Facciamo notare al viceministro che per stampare e inviare cinque milioni di schede in tutto il mondo, e per poi riportarle a Roma, comunque si spendono bei soldini: “Sì, ma il costo per il sistema di voto elettronico era superiore al costo attuale del voto estero”. “Certo – aggiunge Giro -, parliamo del costo una tantum, per il sistema informatico”. Costo che dunque, nel corso degli anni, si andrebbe ad ammortizzare.
Forse bisognerebbe capire che per risparmiare bisogna spendere bene.

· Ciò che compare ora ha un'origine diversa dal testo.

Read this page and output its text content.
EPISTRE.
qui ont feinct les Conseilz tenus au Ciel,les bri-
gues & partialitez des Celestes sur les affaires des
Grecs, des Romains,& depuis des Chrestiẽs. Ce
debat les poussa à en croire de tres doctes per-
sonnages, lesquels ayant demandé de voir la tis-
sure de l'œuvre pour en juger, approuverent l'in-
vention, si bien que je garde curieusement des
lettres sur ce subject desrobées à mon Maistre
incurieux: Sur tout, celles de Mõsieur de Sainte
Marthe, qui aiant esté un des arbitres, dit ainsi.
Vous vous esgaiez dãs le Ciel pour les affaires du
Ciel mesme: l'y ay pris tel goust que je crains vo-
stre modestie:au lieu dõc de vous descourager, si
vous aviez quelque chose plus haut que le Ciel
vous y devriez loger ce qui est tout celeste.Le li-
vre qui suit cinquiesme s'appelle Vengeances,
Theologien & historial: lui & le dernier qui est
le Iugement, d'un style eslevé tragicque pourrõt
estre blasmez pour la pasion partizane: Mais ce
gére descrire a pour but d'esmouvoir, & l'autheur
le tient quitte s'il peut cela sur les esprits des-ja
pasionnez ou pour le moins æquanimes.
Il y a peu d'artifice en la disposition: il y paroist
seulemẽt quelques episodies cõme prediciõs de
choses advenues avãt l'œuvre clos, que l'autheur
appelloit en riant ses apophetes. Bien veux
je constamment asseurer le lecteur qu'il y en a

A Mario Giro non piace l’ipotesi di allestire dei seggi presso le nostre sedi diplomatiche: “Come si fa? La nostra rete consolare non è abbastanza estesa. Forse si potrebbe fare in Europa… Ma se penso al Sud America, o all’Australia, oppure a Stati Uniti e Canada, scarterei questa ipotesi: in quei Paesi sarebbe un problema”.
Dunque? “Per tagliare la testa al toro – ribadisce in conclusione – e mettere fine a queste polemiche, bisognerebbe inserire l’inversione dell’opzione. Ma una decisione deve essere presa dai parlamentari in questo nuovo Parlamento”. E con il Governo che verrà.